A daily bulletin of news & opinion

24 October 2014

For a recent radio interview, I spoke to a zoologist about animal sex. Turns out that pandas are really good at sex but really hate an audience and this is one of the key reasons they don’t (not can’t) conceive. One group of mammals (don’t say animals) that do tend to like an audience are footballers (not in that way).

This week Manchester City played CSKA Moscow at the latter’s Khimki stadium in a closed match at which no crowd were admitted due to fans of the Moscow team’s past misdemeanours involving racist chanting at black players; specifically that of Man City’s Ivorian midfielder Yaya Touré a year before. Inside the stadium were 650 people made up of 75 delegates from each club, 50 centre-circle boys and their parents, 150 members of the media and 300 “partners” of Uefa: the sport’s European governing body. The game sounds like a pretty bleak affair, played in freezing conditions in front of hardly anyone; surreal for a Champions League match – that most hyped of media occasions.

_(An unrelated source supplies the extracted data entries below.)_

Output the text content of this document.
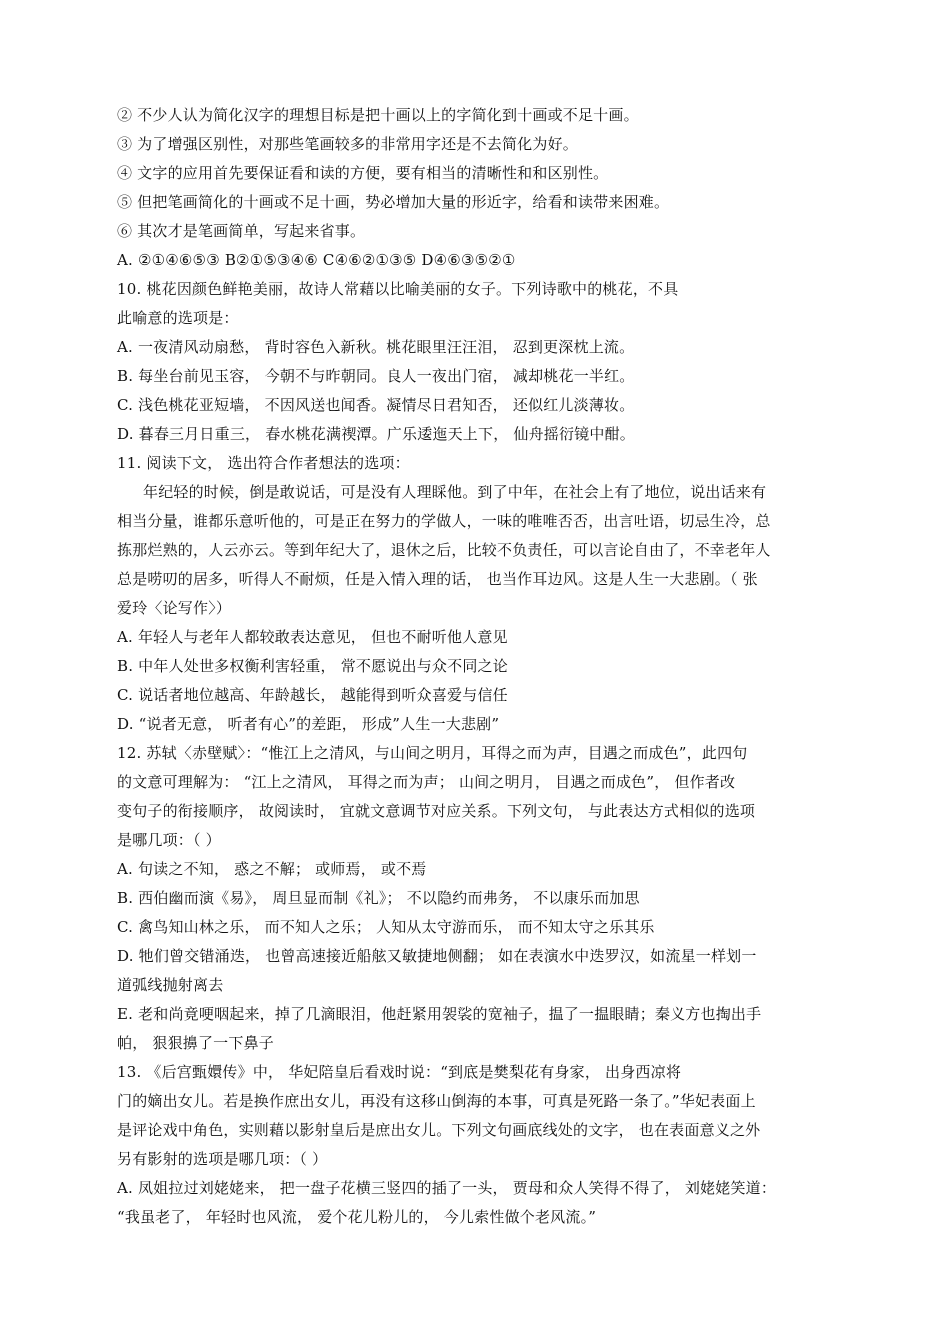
② 不少人认为简化汉字的理想目标是把十画以上的字简化到十画或不足十画。
③ 为了增强区别性，对那些笔画较多的非常用字还是不去简化为好。
④ 文字的应用首先要保证看和读的方便，要有相当的清晰性和和区别性。
⑤ 但把笔画简化的十画或不足十画，势必增加大量的形近字，给看和读带来困难。
⑥ 其次才是笔画简单，写起来省事。
A. ②①④⑥⑤③ B②①⑤③④⑥ C④⑥②①③⑤ D④⑥③⑤②①
10. 桃花因颜色鲜艳美丽，故诗人常藉以比喻美丽的女子。下列诗歌中的桃花，不具
此喻意的选项是：
A. 一夜清风动扇愁， 背时容色入新秋。桃花眼里汪汪泪， 忍到更深枕上流。
B. 每坐台前见玉容， 今朝不与昨朝同。良人一夜出门宿， 减却桃花一半红。
C. 浅色桃花亚短墙， 不因风送也闻香。凝情尽日君知否， 还似红儿淡薄妆。
D. 暮春三月日重三， 春水桃花满禊潭。广乐逶迤天上下， 仙舟摇衍镜中酣。
11. 阅读下文， 选出符合作者想法的选项：
年纪轻的时候，倒是敢说话，可是没有人理睬他。到了中年，在社会上有了地位，说出话来有
相当分量，谁都乐意听他的，可是正在努力的学做人，一味的唯唯否否，出言吐语，切忌生冷，总
拣那烂熟的，人云亦云。等到年纪大了，退休之后，比较不负责任，可以言论自由了，不幸老年人
总是唠叨的居多，听得人不耐烦，任是入情入理的话， 也当作耳边风。这是人生一大悲剧。（ 张
爱玲〈论写作〉）
A. 年轻人与老年人都较敢表达意见， 但也不耐听他人意见
B. 中年人处世多权衡利害轻重， 常不愿说出与众不同之论
C. 说话者地位越高、年龄越长， 越能得到听众喜爱与信任
D. “说者无意， 听者有心”的差距， 形成”人生一大悲剧”
12. 苏轼〈赤壁赋〉：“惟江上之清风，与山间之明月，耳得之而为声，目遇之而成色”，此四句
的文意可理解为： “江上之清风， 耳得之而为声； 山间之明月， 目遇之而成色”， 但作者改
变句子的衔接顺序， 故阅读时， 宜就文意调节对应关系。下列文句， 与此表达方式相似的选项
是哪几项：（ ）
A. 句读之不知， 惑之不解； 或师焉， 或不焉
B. 西伯幽而演《易》， 周旦显而制《礼》； 不以隐约而弗务， 不以康乐而加思
C. 禽鸟知山林之乐， 而不知人之乐； 人知从太守游而乐， 而不知太守之乐其乐
D. 牠们曾交错涌迭， 也曾高速接近船舷又敏捷地侧翻； 如在表演水中迭罗汉，如流星一样划一
道弧线抛射离去
E. 老和尚竟哽咽起来，掉了几滴眼泪，他赶紧用袈裟的宽袖子，揾了一揾眼睛；秦义方也掏出手
帕， 狠狠擤了一下鼻子
13. 《后宫甄嬛传》中， 华妃陪皇后看戏时说：“到底是樊梨花有身家， 出身西凉将
门的嫡出女儿。若是换作庶出女儿，再没有这移山倒海的本事，可真是死路一条了。”华妃表面上
是评论戏中角色，实则藉以影射皇后是庶出女儿。下列文句画底线处的文字， 也在表面意义之外
另有影射的选项是哪几项：（ ）
A. 凤姐拉过刘姥姥来， 把一盘子花横三竖四的插了一头， 贾母和众人笑得不得了， 刘姥姥笑道：
“我虽老了， 年轻时也风流， 爱个花儿粉儿的， 今儿索性做个老风流。”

But not quite no one: it seems that up to 200 CSKA fans managed to sneak into the stadium (with booze, natch) and got some sort of atmosphere and chanting going in the cold and echoey arena. This apparition of support and partisanship was much to the distaste of the Man City players and their manager, Manuel Pellegrini. Why did it matter? Because rules are rules, of course, and the world’s top football teams will rub up alongside them at all times and bend them when they can, too. But also because playing to an empty house is like not playing at all.

So what difference does support make? “The home advantage” is a phrase bandied about on every strand of sports commentary because it’s something like a tidal wave of noise, emotion and pure feeling; an often irresistible mix that makes the legs run longer and faster, the air feel like pure oxygen, the opposition goalmouth that much wider.

The game ended 2-2 after a contentious 86th-minute penalty brought the home team level and immediately after the final whistle was blown, reporters asked Pellegrini if he thought Moscow’s unexpected home support could have swayed the referee in awarding the penalty – after all, certain grounds are known to be fortresses for their teams in which officials are loathe to chastise the home team and pressured to penalise opponents. Perhaps wisely, Pellegrini would not be drawn, although he agreed that support is hard to ignore.

A little like Schrödinger’s Cat, we might wonder if a match existed at all if it was played in an empty stadium and while we’re pondering that – and giving the pandas their privacy – we underestimate the logic and power of crowds at our peril.

Robert Bound in Monocle’s culture editor.